The researchers estimate a total cost savings of $1368.13 and a cost avoidance of $1812. They extrapolated a total potential cost savings generated by the approximately 6700 patients with reported penicillin allergy seen each year in their pediatric emergency department that could result from appropriate penicillin allergy delabeling would be $192,223.

“Delabeling of children changed prescriber behavior in the year after testing, leading to more penicillin prescriptions. This change in prescribing led to actual and potential savings that occurred after delabeling patients as penicillin allergic. Further improvements in the effectiveness of penicillin allergy testing can be realized by ensuring adequate communication of label removal to, importantly, the child’s PCP but also the entire health care team,” the researchers conclude.

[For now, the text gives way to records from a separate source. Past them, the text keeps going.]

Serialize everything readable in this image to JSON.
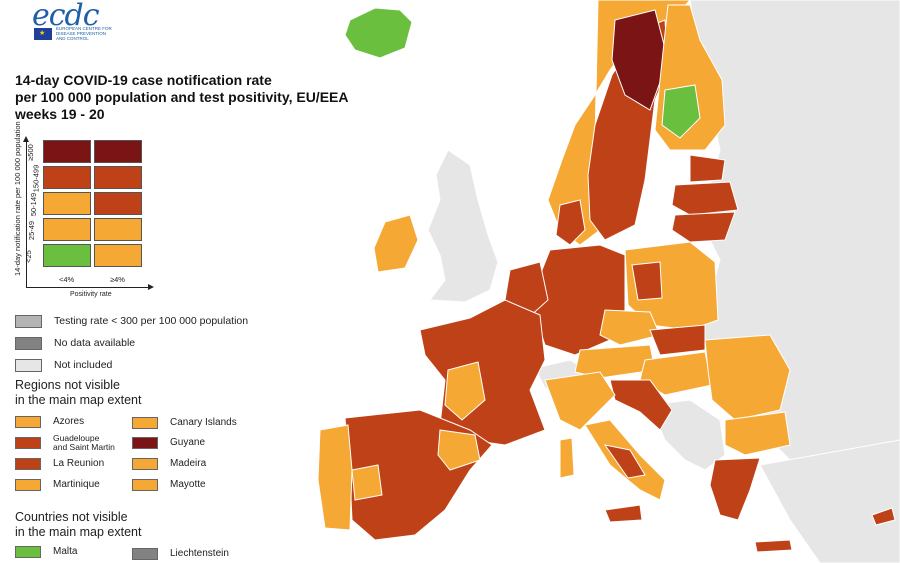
{
  "logo": {
    "text": "ecdc",
    "subtitle_lines": [
      "EUROPEAN CENTRE FOR",
      "DISEASE PREVENTION",
      "AND CONTROL"
    ]
  },
  "title": {
    "line1": "14-day COVID-19 case notification rate",
    "line2": "per 100 000 population and test positivity, EU/EEA",
    "line3": "weeks 19 - 20"
  },
  "matrix": {
    "y_axis_title": "14-day notification rate per 100 000 population",
    "x_axis_title": "Positivity rate",
    "rate_bands": [
      "≥500",
      "150-499",
      "50-149",
      "25-49",
      "<25"
    ],
    "positivity_bands": [
      "<4%",
      "≥4%"
    ],
    "colors": {
      "dark_red": "#7b1414",
      "red": "#bf4118",
      "orange": "#f5a833",
      "green": "#6abf3e"
    },
    "cells": [
      [
        "dark_red",
        "dark_red"
      ],
      [
        "red",
        "red"
      ],
      [
        "orange",
        "red"
      ],
      [
        "orange",
        "orange"
      ],
      [
        "green",
        "orange"
      ]
    ]
  },
  "legend": {
    "testing_rate": {
      "label": "Testing rate < 300 per 100 000 population",
      "color": "#b4b4b4"
    },
    "no_data": {
      "label": "No data available",
      "color": "#828282"
    },
    "not_included": {
      "label": "Not included",
      "color": "#e6e6e6"
    }
  },
  "regions_section": {
    "heading_line1": "Regions not visible",
    "heading_line2": "in the main map extent",
    "left": [
      {
        "label": "Azores",
        "color": "#f5a833"
      },
      {
        "label_line1": "Guadeloupe",
        "label_line2": "and Saint Martin",
        "color": "#bf4118"
      },
      {
        "label": "La Reunion",
        "color": "#bf4118"
      },
      {
        "label": "Martinique",
        "color": "#f5a833"
      }
    ],
    "right": [
      {
        "label": "Canary Islands",
        "color": "#f5a833"
      },
      {
        "label": "Guyane",
        "color": "#7b1414"
      },
      {
        "label": "Madeira",
        "color": "#f5a833"
      },
      {
        "label": "Mayotte",
        "color": "#f5a833"
      }
    ]
  },
  "countries_section": {
    "heading_line1": "Countries not visible",
    "heading_line2": "in the main map extent",
    "items": [
      {
        "label": "Malta",
        "color": "#6abf3e"
      },
      {
        "label": "Liechtenstein",
        "color": "#828282"
      }
    ]
  },
  "map_colors": {
    "non_eu_land": "#e6e6e6",
    "border": "#ffffff",
    "dark_red": "#7b1414",
    "red": "#bf4118",
    "orange": "#f5a833",
    "green": "#6abf3e"
  }
}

The study was supported by the American Academy of Pediatrics Section on Emergency Medicine Ken Graff Award and a Children’s Hospital of Wisconsin Foundation Vice Innovation award. This publication used research electronic data capture and was supported by a National Institutes of Health Clinical and Translational Science Institute grant. Funding also received from the National Institutes of Health. T he authors have disclosed no relevant financial relationships.